The U.S. Supreme Court put two abortion-regulating provisions on hold Monday while Texas abortion clinics prepare their appeal to the justices.
By a 5-4 majority, Supreme Court justices agreed to stay the provisions in Texas’ HB 2 that were set to go into effect Wednesday.
The order will permit Whole Woman’s Health and other abortion clinics and doctors to continue to operate as they appeal for a review of their lawsuit trying to overturn the Texas abortion regulations.
The high court’s order “protected our three reproductive health clinics in West Texas and the Rio Grande Valley from shutting their doors,” said Amy Hagstrom Miller, president and chief executive of Whole Woman’s Health.
Whole Woman’s Health and other clinics say they cannot comply with the Texas law, which says abortion clinics must meet the same physical plant standards as ambulatory surgical centers (ASC) and also requires abortionists to have local hospital-admitting privileges.
Pro-choice advocates say the law will leave the state with nine abortion clinics, all clustered in a few metropolitan areas across the sprawling state. Texas previously had more than 40 abortion clinics.
Pro-life advocates were disappointed that the high court chose to let abortions continue.
The Texas law contains “sensible and ordinary medical precautions,” said Lila Rose, president and founder of Live Action. “We look forward to the day that both the legislature and the courts use their power to protect the most vulnerable among us.”
The Supreme Court “was swayed, not for the first time in a week, by illogical arguments,” said Kristan Hawkins, president of Students for Life of America.
“The abortion industry cares only for their bottom line, and women and their prenatal children are merely dollar signs in their business cycle,” she said.
The American Civil Liberties Union (ACLU), however, said the justices correctly offered relief to women in Texas, as the law’s provisions are either “medically unnecessary” or require “prohibitively costly renovations.”
Supporters of the regulations counter that abortion clinics should meet ASC standards to protect women; an abortion facility elsewhere, for instance, did not have walls wide enough to permit emergency responders to come in with their equipment.
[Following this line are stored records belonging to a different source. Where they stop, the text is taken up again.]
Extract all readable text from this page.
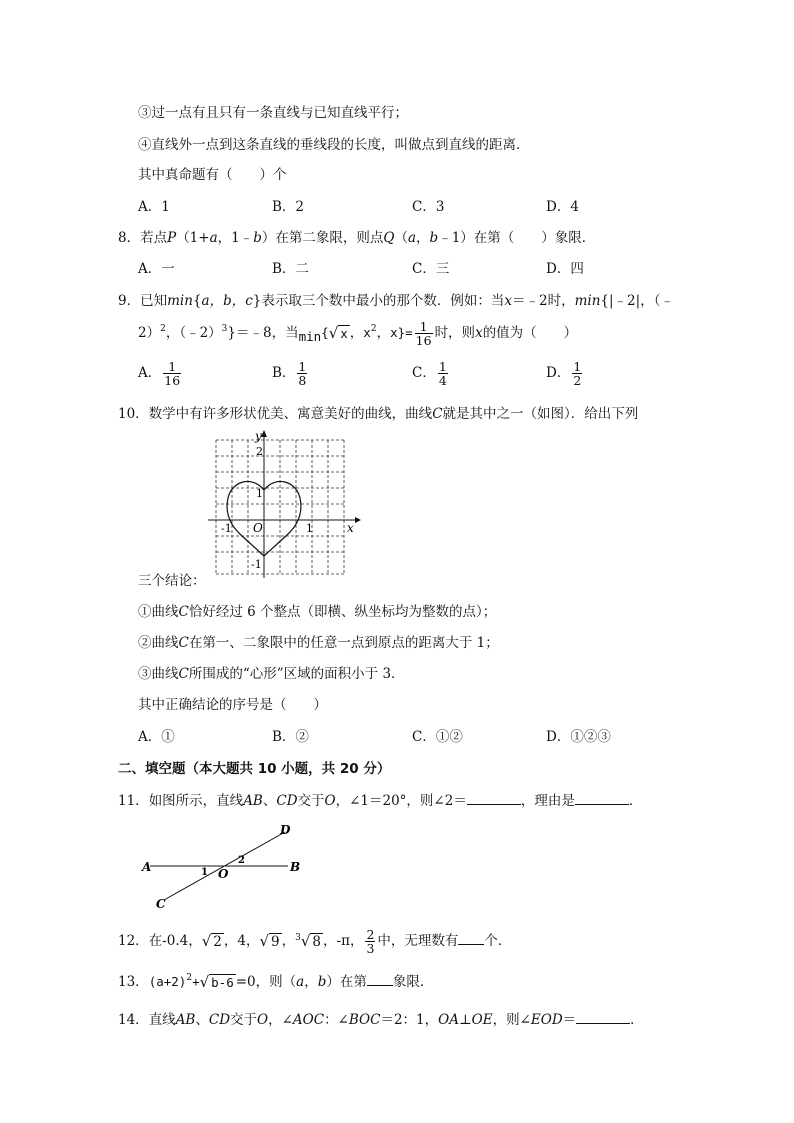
③过一点有且只有一条直线与已知直线平行；
④直线外一点到这条直线的垂线段的长度，叫做点到直线的距离．
其中真命题有（　　）个
A．1	B．2	C．3	D．4
8．若点P（1+a，1﹣b）在第二象限，则点Q（a，b﹣1）在第（　　）象限．
A．一	B．二	C．三	D．四
9．已知min{a，b，c}表示取三个数中最小的那个数．例如：当x＝﹣2时，min{|﹣2|，（﹣
2）$^2$，（﹣2）$^3$}＝﹣8，当min{√ x ，$x^2$，$x\}= \frac{1}{16}$ 时，则x的值为（　　）
A． $\frac{1}{16}$	B． $\frac{1}{8}$	C． $\frac{1}{4}$	D． $\frac{1}{2}$
10．数学中有许多形状优美、寓意美好的曲线，曲线C就是其中之一（如图）．给出下列
y
x
2
1
-1
-1	1
O
三个结论：
①曲线C恰好经过 6 个整点（即横、纵坐标均为整数的点）；
②曲线C在第一、二象限中的任意一点到原点的距离大于 1；
③曲线C所围成的“心形”区域的面积小于 3．
其中正确结论的序号是（　　）
A．①	B．②	C．①②	D．①②③
二、填空题（本大题共 10 小题，共 20 分）
11．如图所示，直线AB、CD交于O，∠1＝20°，则∠2＝	，理由是	．
A	B
C
D
O
1
2
12．在-0.4，√ 2 ，4，√ 9 ，$^3$√ 8 ，-π， $\frac{2}{3}$ 中，无理数有 个．
13．$(a+2)^2+√$ b-6 =0，则（a，b）在第 象限．
14．直线AB、CD交于O，∠AOC：∠BOC＝2：1，OA⊥OE，则∠EOD＝	．
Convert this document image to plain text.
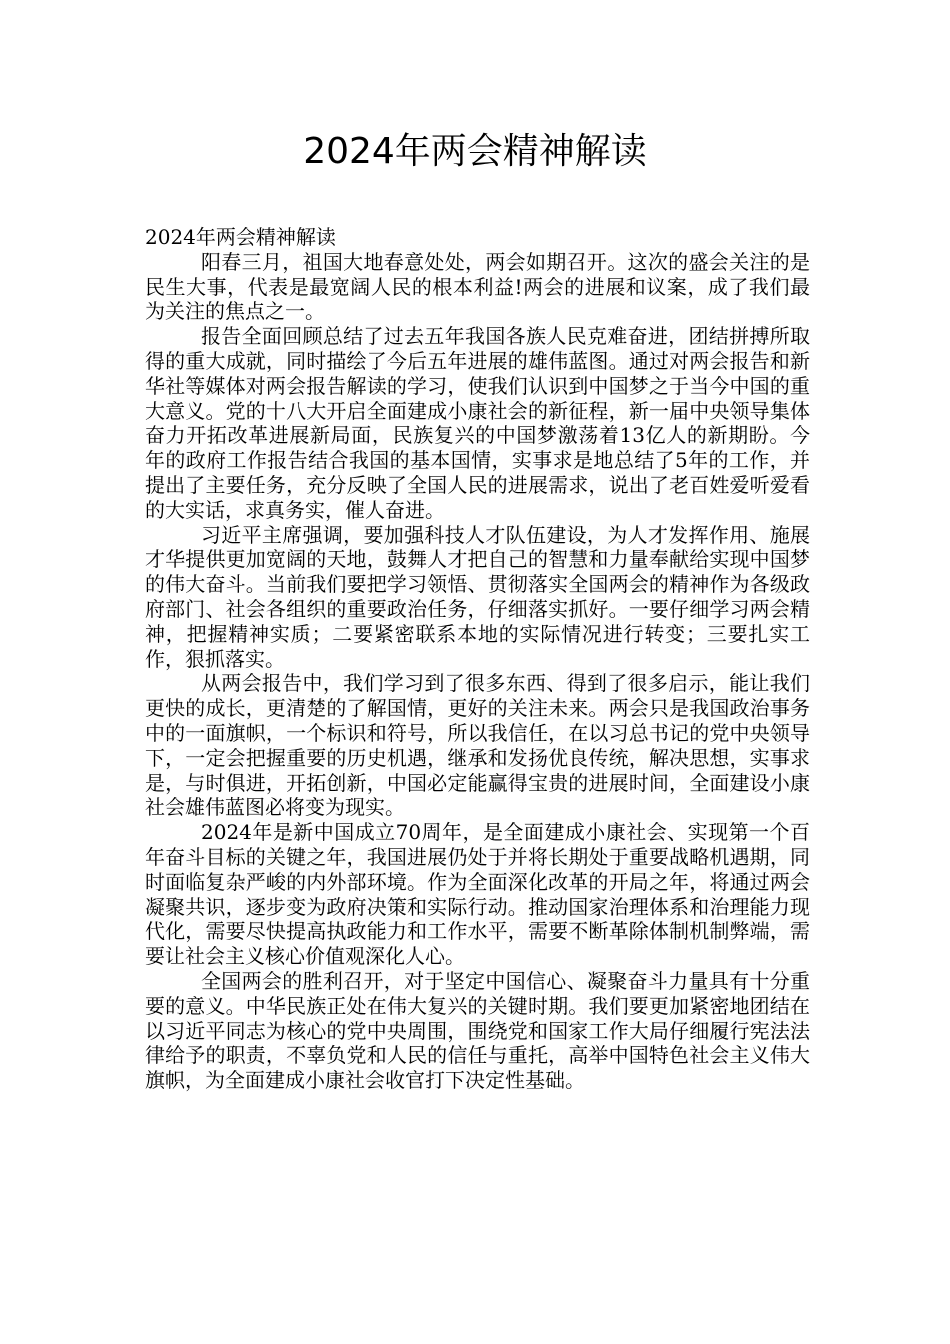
2024年两会精神解读

2024年两会精神解读

阳春三月，祖国大地春意处处，两会如期召开。这次的盛会关注的是民生大事，代表是最宽阔人民的根本利益!两会的进展和议案，成了我们最为关注的焦点之一。

报告全面回顾总结了过去五年我国各族人民克难奋进，团结拼搏所取得的重大成就，同时描绘了今后五年进展的雄伟蓝图。通过对两会报告和新华社等媒体对两会报告解读的学习，使我们认识到中国梦之于当今中国的重大意义。党的十八大开启全面建成小康社会的新征程，新一届中央领导集体奋力开拓改革进展新局面，民族复兴的中国梦激荡着13亿人的新期盼。今年的政府工作报告结合我国的基本国情，实事求是地总结了5年的工作，并提出了主要任务，充分反映了全国人民的进展需求，说出了老百姓爱听爱看的大实话，求真务实，催人奋进。

习近平主席强调，要加强科技人才队伍建设，为人才发挥作用、施展才华提供更加宽阔的天地，鼓舞人才把自己的智慧和力量奉献给实现中国梦的伟大奋斗。当前我们要把学习领悟、贯彻落实全国两会的精神作为各级政府部门、社会各组织的重要政治任务，仔细落实抓好。一要仔细学习两会精神，把握精神实质；二要紧密联系本地的实际情况进行转变；三要扎实工作，狠抓落实。

从两会报告中，我们学习到了很多东西、得到了很多启示，能让我们更快的成长，更清楚的了解国情，更好的关注未来。两会只是我国政治事务中的一面旗帜，一个标识和符号，所以我信任，在以习总书记的党中央领导下，一定会把握重要的历史机遇，继承和发扬优良传统，解决思想，实事求是，与时俱进，开拓创新，中国必定能赢得宝贵的进展时间，全面建设小康社会雄伟蓝图必将变为现实。

2024年是新中国成立70周年，是全面建成小康社会、实现第一个百年奋斗目标的关键之年，我国进展仍处于并将长期处于重要战略机遇期，同时面临复杂严峻的内外部环境。作为全面深化改革的开局之年，将通过两会凝聚共识，逐步变为政府决策和实际行动。推动国家治理体系和治理能力现代化，需要尽快提高执政能力和工作水平，需要不断革除体制机制弊端，需要让社会主义核心价值观深化人心。

全国两会的胜利召开，对于坚定中国信心、凝聚奋斗力量具有十分重要的意义。中华民族正处在伟大复兴的关键时期。我们要更加紧密地团结在以习近平同志为核心的党中央周围，围绕党和国家工作大局仔细履行宪法法律给予的职责，不辜负党和人民的信任与重托，高举中国特色社会主义伟大旗帜，为全面建成小康社会收官打下决定性基础。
The hospital-admitting privileges are needed to ensure a continuum of care for women who have abortion-related emergencies, supporters say.
The Texas abortion clinics and doctors, represented by the Center for Reproductive Rights, made their case to the 5th U.S. Circuit Court of Appeals, but lost. The appellate judges also recently declined to stay their ruling, leaving the law to take effect July 1 — and prompting the emergency appeal to the Supreme Court.
The high court’s Monday order said the stay was in effect, pending the timely filing of a request for review. Should that request for review be denied, “this stay shall terminate automatically.”
The five justices supporting the Texas stay were Justices Anthony M. Kennedy, Ruth Bader Ginsburg, Stephen G. Breyer, Sonia Sotomayor and Elena Kagan. The justices who would have denied the application were Chief Justice John G. Roberts Jr. and Justices Antonin Scalia, Clarence Thomas and Samuel A. Alito Jr.